1. Two Sum

Easy

Given an array of integers, return indices of the two numbers such that they add up to a specific target.

You may assume that each input would have exactly one solution.

Example: Given nums = [2, 7, 11, 15], target = 9,

Because nums[0] + nums[1] = 2 + 7 = 9, return [0, 1].

UPDATE (2016/2/13):

The return format had been changed to zero-based indices.
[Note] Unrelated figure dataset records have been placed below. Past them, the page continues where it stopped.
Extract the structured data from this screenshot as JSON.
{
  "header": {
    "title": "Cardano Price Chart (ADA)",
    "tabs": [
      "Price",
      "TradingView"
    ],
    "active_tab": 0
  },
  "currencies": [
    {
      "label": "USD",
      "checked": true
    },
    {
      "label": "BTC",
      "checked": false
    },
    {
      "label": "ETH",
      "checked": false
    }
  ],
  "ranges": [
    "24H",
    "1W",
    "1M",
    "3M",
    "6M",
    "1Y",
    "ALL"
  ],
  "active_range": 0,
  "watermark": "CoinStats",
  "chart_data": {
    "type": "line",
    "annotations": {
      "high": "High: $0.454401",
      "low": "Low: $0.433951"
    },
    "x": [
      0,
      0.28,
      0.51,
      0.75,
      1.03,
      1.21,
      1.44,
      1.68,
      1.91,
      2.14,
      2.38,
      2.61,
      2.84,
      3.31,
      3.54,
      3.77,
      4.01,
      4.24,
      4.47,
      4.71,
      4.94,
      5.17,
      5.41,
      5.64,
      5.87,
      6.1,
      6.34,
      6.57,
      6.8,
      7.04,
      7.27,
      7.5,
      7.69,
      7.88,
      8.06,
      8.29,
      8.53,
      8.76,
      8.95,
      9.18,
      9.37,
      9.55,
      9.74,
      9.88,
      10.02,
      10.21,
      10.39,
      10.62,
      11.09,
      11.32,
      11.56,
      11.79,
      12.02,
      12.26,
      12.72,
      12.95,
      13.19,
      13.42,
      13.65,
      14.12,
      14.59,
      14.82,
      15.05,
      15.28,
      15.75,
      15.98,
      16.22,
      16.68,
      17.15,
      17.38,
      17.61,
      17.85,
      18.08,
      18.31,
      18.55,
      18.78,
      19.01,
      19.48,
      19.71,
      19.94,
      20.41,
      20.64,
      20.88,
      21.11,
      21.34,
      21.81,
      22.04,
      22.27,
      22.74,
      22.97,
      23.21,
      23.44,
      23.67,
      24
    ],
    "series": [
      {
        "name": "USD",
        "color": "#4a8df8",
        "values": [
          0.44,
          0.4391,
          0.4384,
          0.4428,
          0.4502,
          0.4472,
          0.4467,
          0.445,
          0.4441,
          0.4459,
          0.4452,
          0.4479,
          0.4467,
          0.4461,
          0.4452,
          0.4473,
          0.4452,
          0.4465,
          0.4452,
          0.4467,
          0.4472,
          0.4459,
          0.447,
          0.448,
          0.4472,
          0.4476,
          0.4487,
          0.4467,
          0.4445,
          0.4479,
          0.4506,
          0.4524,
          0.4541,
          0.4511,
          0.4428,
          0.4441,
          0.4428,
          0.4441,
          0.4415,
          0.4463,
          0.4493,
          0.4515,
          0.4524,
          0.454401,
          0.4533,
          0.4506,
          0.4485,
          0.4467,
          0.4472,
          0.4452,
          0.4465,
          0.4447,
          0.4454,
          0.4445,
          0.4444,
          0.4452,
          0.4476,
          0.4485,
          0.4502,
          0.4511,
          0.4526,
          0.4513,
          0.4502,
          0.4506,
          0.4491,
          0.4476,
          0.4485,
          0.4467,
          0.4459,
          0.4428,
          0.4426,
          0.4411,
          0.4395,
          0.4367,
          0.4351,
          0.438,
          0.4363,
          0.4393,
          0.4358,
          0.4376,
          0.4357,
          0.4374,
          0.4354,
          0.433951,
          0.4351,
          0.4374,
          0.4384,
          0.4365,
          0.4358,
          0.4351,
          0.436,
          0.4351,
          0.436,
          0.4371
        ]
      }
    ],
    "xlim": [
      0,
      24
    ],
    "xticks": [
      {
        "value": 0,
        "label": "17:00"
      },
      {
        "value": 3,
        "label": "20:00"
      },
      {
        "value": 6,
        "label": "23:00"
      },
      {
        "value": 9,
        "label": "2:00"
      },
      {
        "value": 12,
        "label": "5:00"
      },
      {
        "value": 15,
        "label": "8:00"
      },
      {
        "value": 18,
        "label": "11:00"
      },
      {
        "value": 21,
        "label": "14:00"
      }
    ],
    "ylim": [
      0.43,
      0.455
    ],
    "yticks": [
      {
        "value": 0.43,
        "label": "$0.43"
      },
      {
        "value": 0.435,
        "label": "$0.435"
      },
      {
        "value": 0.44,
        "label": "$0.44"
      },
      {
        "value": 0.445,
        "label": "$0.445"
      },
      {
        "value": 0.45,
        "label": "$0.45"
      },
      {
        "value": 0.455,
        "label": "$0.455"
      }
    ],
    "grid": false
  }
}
Please read the above updated description carefully.

Explaination

Brute force:

Using two for loop to find the pair of elements whose sum will be the target, time complexity is O(n^2)

Improve way:

Using a hashmap to store the previous element and its index, and the time complexity is O(1), but the space complexity is O(n).

public class Solution {

// test case:
// array contains 0 element: []
// array contains 1 element: [1]
// array contains 2 elements but not contain the target: [1, 2], target = 5
// array contains duplicate:  [1, 2, 2], target = 3

public int[] twoSum(int[] nums, int target) {
    if(nums == null || nums.length <= 1) {
        return new int[] {-1, -1};
    }

    Map<Integer, Integer> map = new HashMap<>();

    for(int i = 0; i < nums.length; i++) {
        if(map.containsKey(target - nums[i])) {
            return new int[] {map.get(target - nums[i]), i};
        } else {
            map.put(nums[i], i);
        }
    }

    return new int[] {-1, -1};
}

}